Also durchschritt sie die Gassen und ließ sich von der Atmosphäre in den Gassen zwischen den altehrwürdigen Gebäuden gefangennehmen. Einzig einzelne Elemente wie das 'Vampire's alive' störten sie etwas, aber für so etwas war sie dann wohl auch zu konservativ, ansonsten war ihr Eindruck durchaus positiv. Es gab viel zu sehen und auch ein buntes Treiben beinahe jeder Couleur fand ungehindert im Rahmen der üblichen Nachtschwärmerzüge statt, die sich anscheinend vor erwähntem 'Vampire's alive' und einer Einrichtung sammelten, die offenbar 'Dark End' hieß.
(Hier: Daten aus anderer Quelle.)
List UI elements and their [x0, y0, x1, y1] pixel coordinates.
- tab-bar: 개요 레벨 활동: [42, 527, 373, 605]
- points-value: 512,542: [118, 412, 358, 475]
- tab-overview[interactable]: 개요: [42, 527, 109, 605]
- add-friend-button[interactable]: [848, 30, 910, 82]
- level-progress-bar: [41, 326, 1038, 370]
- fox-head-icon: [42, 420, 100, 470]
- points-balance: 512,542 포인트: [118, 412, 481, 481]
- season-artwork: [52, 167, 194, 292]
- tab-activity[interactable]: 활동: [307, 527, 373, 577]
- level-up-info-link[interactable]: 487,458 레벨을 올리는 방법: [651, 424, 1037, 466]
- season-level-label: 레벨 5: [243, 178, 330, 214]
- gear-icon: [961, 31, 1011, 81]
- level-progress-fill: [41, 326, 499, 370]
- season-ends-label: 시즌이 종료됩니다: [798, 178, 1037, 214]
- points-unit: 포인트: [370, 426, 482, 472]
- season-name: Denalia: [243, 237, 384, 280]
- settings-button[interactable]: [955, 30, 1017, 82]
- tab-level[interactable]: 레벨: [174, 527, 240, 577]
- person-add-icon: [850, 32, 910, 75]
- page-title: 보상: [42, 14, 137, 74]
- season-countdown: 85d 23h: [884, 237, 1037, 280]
Obgleich diese Einrichtungen allein schon wegen der angesprochenen Subkultur als Jagdgebiet dienen könnten, empfand sie sich doch als etwas zu erwachsen für so einen Umgang. Nun gut.
Sie wandte sich um und setzte ihren Weg in Richtung Fußgängerzone fort.
 
Der Antrittsbesuch bei der neuen Stadtführung war beendet und Adrian war noch in der Stadt zum Speisen gewesen. Das wohlige Gefühl frischer warmer Vitae zweier Sterblicher füllte Adrian den Magen. Der Brujah war immer noch unter dem Eindruck der letzten Nächte in denen ein alter Freund aus sterblichen Tagen, längst tot und vergessen, ihn heimgesucht und seine Pflichten gegenüber Clan und Aftraggebern in Frage gestellt hatte. Sie zu auf der richtigen Seite zu stehen - nichts anderes tue ich seit Beginn meines Unlebens.
Unvermittelt stand Adrian, tief in Gedanken vor einer Frau in die er, ganz untypisch für seine vorsichtige Natur, fast hineingelaufen wäre.
"Bitte entschuldigen Sie, ich war in Gedanken!"
 
Katharina bemerkte den Mann, der auf einmal fast direkt vor ihr stand gerade noch rechtzeitig, um einen Zusammenstoß zu vermeiden. Dem Unbekannten schien es ähnlich zu gehen, auch er hatte sie noch rechtzeitig, wenn auch knapp, registriert, so daß sie nun erst einmal voreinander auf dem Bürgersteig standen. Der Fremdling fand seine Sprache zuerst wieder, und nutzte das dann auch, um sich für den Beinahe-Vorfall zu entschuldigen. "Ganz offensichtlich. Passiert ihnen sowas öfter ?" erwiderte sie durchaus ungehalten und ließ die Worte eine Weile drohend in der Luft schweben, bevor sie den Rest in einem freundlicheren Ton nachschob. "Aber es ist ja zum Glück nichts passiert."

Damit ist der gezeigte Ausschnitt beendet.